Personal information
- Full name: Emily Anne Travers
- Born: 29 July 1978 (age 48) Hunterville, New Zealand
- Batting: Right-handed
- Role: Wicket-keeper

International information
- National side: New Zealand (2000);
- ODI debut (cap 84): 22 November 2000 v England
- Last ODI: 6 December 2000 v Netherlands

Domestic team information
- 1997/98–2000/01: Central Districts
- 2001/02: Canterbury

Career statistics
| Competition | WODI | WLA |
| Matches | 3 | 56 |
| Runs scored | – | 184 |
| Batting average | – | 8.36 |
| 100s/50s | – | 0/0 |
| Top score | – | 29 |
| Catches/stumpings | 0/0 | 38/26 |
- Source: CricketArchive, 22 April 2021

= Emily Travers =

New Zealand cricketer (born 1978)

Emily Anne Travers (born 29 July 1978) is a New Zealand former cricketer who played as a wicket-keeper. She appeared in 3 One Day Internationals for New Zealand in 2000, including two matches at the 2000 World Cup. She played domestic cricket for Central Districts and Canterbury.

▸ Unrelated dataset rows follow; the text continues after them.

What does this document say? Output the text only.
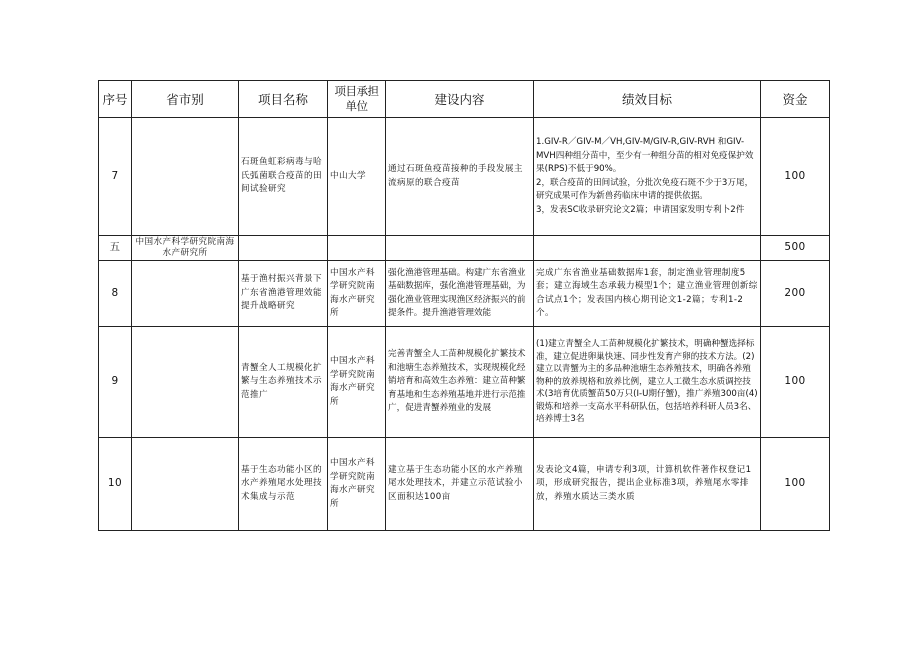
序号	省市别	项目名称	项目承担单位	建设内容	绩效目标	资金
7		石斑鱼虹彩病毒与哈氏弧菌联合疫苗的田间试验研究	中山大学	通过石斑鱼疫苗接种的手段发展主流病原的联合疫苗	1.GIV-R／GIV-M／VH,GIV-M/GIV-R,GIV-RVH 和GIV-MVH四种组分苗中，至少有一种组分苗的相对免疫保护效果(RPS)不低于90%。
2，联合疫苗的田间试验，分批次免疫石斑不少于3万尾，研究成果可作为新兽药临床申请的提供依据。
3，发表SC收录研究论文2篇；申请国家发明专利卜2件	100
五	中国水产科学研究院南海水产研究所					500
8		基于渔村振兴背景下广东省渔港管理效能提升战略研究	中国水产科学研究院南海水产研究所	强化渔港管理基础。构建广东省渔业基础数据库，强化渔港管理基础，为强化渔业管理实现渔区经济振兴的前提条件。提升渔港管理效能	完成广东省渔业基础数据库1套，制定渔业管理制度5套；建立海域生态承载力模型1个；建立渔业管理创新综合试点1个；发表国内核心期刊论文1-2篇；专利1-2个。	200
9		青蟹全人工规模化扩繁与生态养殖技术示范推广	中国水产科学研究院南海水产研究所	完善青蟹全人工苗种规模化扩繁技术和池塘生态养殖技术，实现规模化经 销培育和高效生态养殖：建立苗种繁育基地和生态养殖基地并进行示范推广，促进青蟹养殖业的发展	(1)建立青蟹全人工苗种规模化扩繁技术，明确种蟹选择标准，建立促进卵巢快速、同步性发育产卵的技术方法。(2)建立以青蟹为主的多品种池塘生态养殖技术，明确各养殖物种的放养规格和放养比例，建立人工微生态水质调控技术(3培育优质蟹苗50万只(I-U期仔蟹)，推广养殖300亩(4)锻炼和培养一支高水平科研队伍，包括培养科研人员3名、培养博士3名	100
10		基于生态功能小区的水产养殖尾水处理技术集成与示范	中国水产科学研究院南海水产研究所	建立基于生态功能小区的水产养殖尾水处理技术，并建立示范试验小区面积达100亩	发表论文4篇，申请专利3项，计算机软件著作权登记1项，形成研究报告，提出企业标准3项，养殖尾水零排放，养殖水质达三类水质	100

After retiring from cricket, she continued to develop her successful career in commercial events and sport administration working for organisations such as IAG New Zealand, Auckland Rugby/Blues, The Radio Network and NZME. While working full time, she was also one of the first female members of the Sky TV domestic cricket commentary team and went on to present Sky TV's "Cricket Company", as well as presenting for the TAB within Sky TV's cricket, netball, tennis and darts coverage.